I know this isn't a political forum, and I don't want to roil the waters, but it's hard not to at least suspect a political motive when RM is involved.

Right now, people choose Google because it's widely regarded as "the best". For people like us who know computers, and possibly something about algorithms like PageRank, we consider "best" to mean "returns the most relevant links for my query" or "most likely to find what I'm looking for." But there are plenty of people who have no idea how Google does what it does, and for them "best" just means "most popular."

But popularity is fleeting. Google has been accused in some circles of being politically left-leaning. They certainly seem to embrace an "information wants to be free" hackerish worldview. And don't they run with that open source crowd, who are shameless communists?

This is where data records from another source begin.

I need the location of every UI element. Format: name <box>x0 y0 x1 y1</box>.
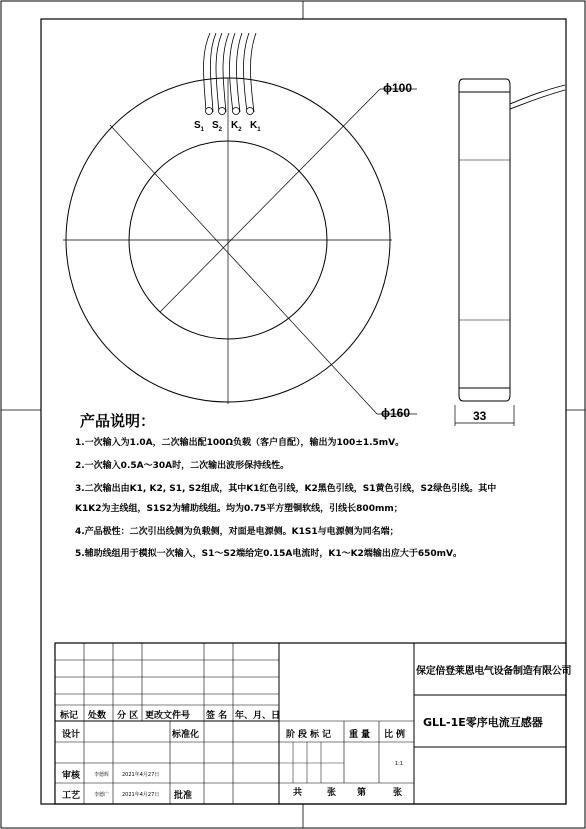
role-process: 工艺 <box>62 791 81 801</box>
header-zone: 分 区 <box>117 711 139 721</box>
dimension-outer-diameter: ϕ160 <box>381 406 411 420</box>
note-line-4: K1K2为主线组，S1S2为辅助线组。均为0.75平方塑铜软线，引线长800mm； <box>75 504 403 514</box>
product-name: GLL-1E零序电流互感器 <box>423 716 543 729</box>
role-standard: 标准化 <box>172 730 200 740</box>
scale-label: 比例 <box>384 730 409 740</box>
sheet-label: 张 <box>327 788 337 798</box>
role-design: 设计 <box>62 730 81 740</box>
header-date: 年、月、日 <box>235 711 281 721</box>
lead-wires <box>204 33 257 112</box>
note-line-5: 4.产品极性：二次引出线侧为负载侧，对面是电源侧。K1S1与电源侧为同名端； <box>75 527 399 537</box>
terminal-sub: 1 <box>200 127 205 133</box>
terminal-label-k1 <box>250 120 261 133</box>
process-date: 2021年4月27日 <box>122 792 160 798</box>
terminal-letter: K <box>231 120 239 131</box>
total-label: 共 <box>293 788 303 798</box>
terminal-label-s1 <box>194 120 204 133</box>
dim-line-outer <box>110 125 377 414</box>
terminal-letter: S <box>212 120 219 131</box>
dim-line-inner <box>160 89 380 312</box>
side-view <box>455 79 565 426</box>
terminal-sub: 2 <box>218 127 223 133</box>
header-mark: 标记 <box>60 711 79 721</box>
terminal-label-s2 <box>212 120 222 133</box>
header-sign: 签 名 <box>206 711 228 721</box>
review-date: 2021年4月27日 <box>122 772 160 778</box>
note-line-1: 1.一次输入为1.0A，二次输出配100Ω负载（客户自配），输出为100±1.5mV。 <box>75 438 405 448</box>
dimension-inner-diameter: ϕ100 <box>383 81 413 95</box>
process-name: 李德广 <box>94 792 110 798</box>
terminal-sub: 1 <box>257 127 261 133</box>
terminal-letter: S <box>194 120 201 131</box>
sheet2-label: 张 <box>393 788 403 798</box>
header-change-doc: 更改文件号 <box>145 711 191 721</box>
company-name: 保定倍登莱恩电气设备制造有限公司 <box>416 666 572 677</box>
note-line-2: 2.一次输入0.5A～30A时，二次输出波形保持线性。 <box>75 461 290 471</box>
page-label: 第 <box>357 788 367 798</box>
note-line-3: 3.二次输出由K1, K2, S1, S2组成，其中K1红色引线，K2黑色引线，S1黄色引线，S2绿色引线。其中 <box>75 484 497 494</box>
note-line-6: 5.辅助线组用于模拟一次输入，S1～S2端给定0.15A电流时，K1～K2端输出应大于650mV。 <box>75 549 462 559</box>
scale-value: 1:1 <box>395 761 404 767</box>
role-approve: 批准 <box>174 791 193 801</box>
terminal-letter: K <box>250 120 258 131</box>
weight-label: 重量 <box>349 730 374 740</box>
header-count: 处数 <box>88 711 107 721</box>
review-name: 李德辉 <box>94 772 110 778</box>
terminal-sub: 2 <box>238 127 242 133</box>
role-review: 审核 <box>62 771 81 781</box>
dimension-thickness: 33 <box>473 409 487 423</box>
notes-title: 产品说明： <box>80 412 156 430</box>
terminal-label-k2 <box>231 120 242 133</box>
stage-mark-label: 阶段标记 <box>286 730 335 740</box>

Many of Mr. Murdoch's content properties cater to those on the right end of the political spectrum. It's a big group, and tends to be fiercely critical of those on the political left, and willing to back up its criticism with financial support. If he can get a substantial fraction of this demographic to turn against the idea of "unpaid search" or "freeloader search" on ideological grounds, this could be a big kettle of fish. It could take the corrosive left vs. right culture that has been so detrimental to politics in the U.S. and elsewhere, and bring it into something that was previously neutral territory.

If Google can be re-cast as a "leftie" search engine, and Bing as a "rightie" search engine, than people will make their choice based on which group they identify with, not on technical merit. Ideology tends to short-circuit actual thinking. I suspect nobody knows this better than Murdoch.